Génération 87 en force
Après le repos, Laurent Blanc change de dispositif et fait rentrer du sang frais. Jérémy Ménez, Hatem Ben Arfa et Lassana Diarra remplace Moussa Sissoko, Charles Nzogbia et Loïc Rémy. Retour au 4-2-3-1 avec Guillaume Hoarau seul en pointe.
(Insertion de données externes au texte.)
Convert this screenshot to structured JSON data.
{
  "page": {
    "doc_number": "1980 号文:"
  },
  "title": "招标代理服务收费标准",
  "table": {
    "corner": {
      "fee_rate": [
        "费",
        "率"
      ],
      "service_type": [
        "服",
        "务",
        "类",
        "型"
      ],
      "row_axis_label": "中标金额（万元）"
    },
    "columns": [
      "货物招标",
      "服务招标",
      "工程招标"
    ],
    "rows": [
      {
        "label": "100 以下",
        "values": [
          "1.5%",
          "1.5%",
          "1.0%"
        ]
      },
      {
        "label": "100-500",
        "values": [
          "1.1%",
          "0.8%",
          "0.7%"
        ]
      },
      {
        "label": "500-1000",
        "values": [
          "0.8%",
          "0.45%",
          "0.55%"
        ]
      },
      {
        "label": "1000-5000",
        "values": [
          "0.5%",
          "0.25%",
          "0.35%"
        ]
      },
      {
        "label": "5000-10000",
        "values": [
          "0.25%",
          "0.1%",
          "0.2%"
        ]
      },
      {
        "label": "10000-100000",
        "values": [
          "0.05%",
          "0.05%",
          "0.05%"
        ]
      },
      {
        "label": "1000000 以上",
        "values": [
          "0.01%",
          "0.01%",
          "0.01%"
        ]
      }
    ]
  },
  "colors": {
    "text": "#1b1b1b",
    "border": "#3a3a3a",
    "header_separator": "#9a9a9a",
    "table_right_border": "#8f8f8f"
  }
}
Le Réunionnais va vivre quinze minutes plus difficiles, esseulé, muselé par les défenseurs Norvégiens, il touchera peu de ballons et sera même fautif sur l’égalisation norvégienne en effectuant un marquage un peu lâche. Il cédera sa place à la 61e minute pour Karim Benzema, dernier membre de la Génération 87 a pénétré sur le terrain. Benzema, Nasri, Ben Arfa, Ménez, les quatre ont du ballon et vont le prouver durant la seconde mi-temps. C’est le Marseillais qui va ouvrir le score d’une frappe limpide de 25 mètres. Le Romain va aussi allumer quelques mèches. Le Madrilène, moins en jambes, aura du mal à se montrer dangereux malgré une évidente facilité technique. Le joueur d’Arsenal avant de sortir aura été l’un des Bleus les plus actifs, il a clairement marqué des points. Remplacé par Jimmy Briand, troisième et dernier ultramarin a rentré en jeu à la 79e minute en tant que deuxième attaquant aux côtés de Benzema. Arrivé sur le terrain alors que la France était menée après le doublé de Huseklepp (52e et 72e minute), il aura peu d’occasions de se mettre en évidence. Benoît Trémoulinas est lui resté emmitouflé dans sa veste sur le banc, Laurent Blanc ayant décidé de ne pas toucher à sa défense… S’il est prématuré de tirer des conclusions, ce revers ne fait pas plaisir au sélectionneur pour qu’il n’existe pas de "défaite encourageante". C’est la troisième défaite de suite pour l’équipe de France, une première depuis 18 ans. Il faudra réapprendre à gagner dès début septembre pour les éliminatoires de l’Euro 2012 contre la Biélorussie, le 3 et la Bosnie, le 7.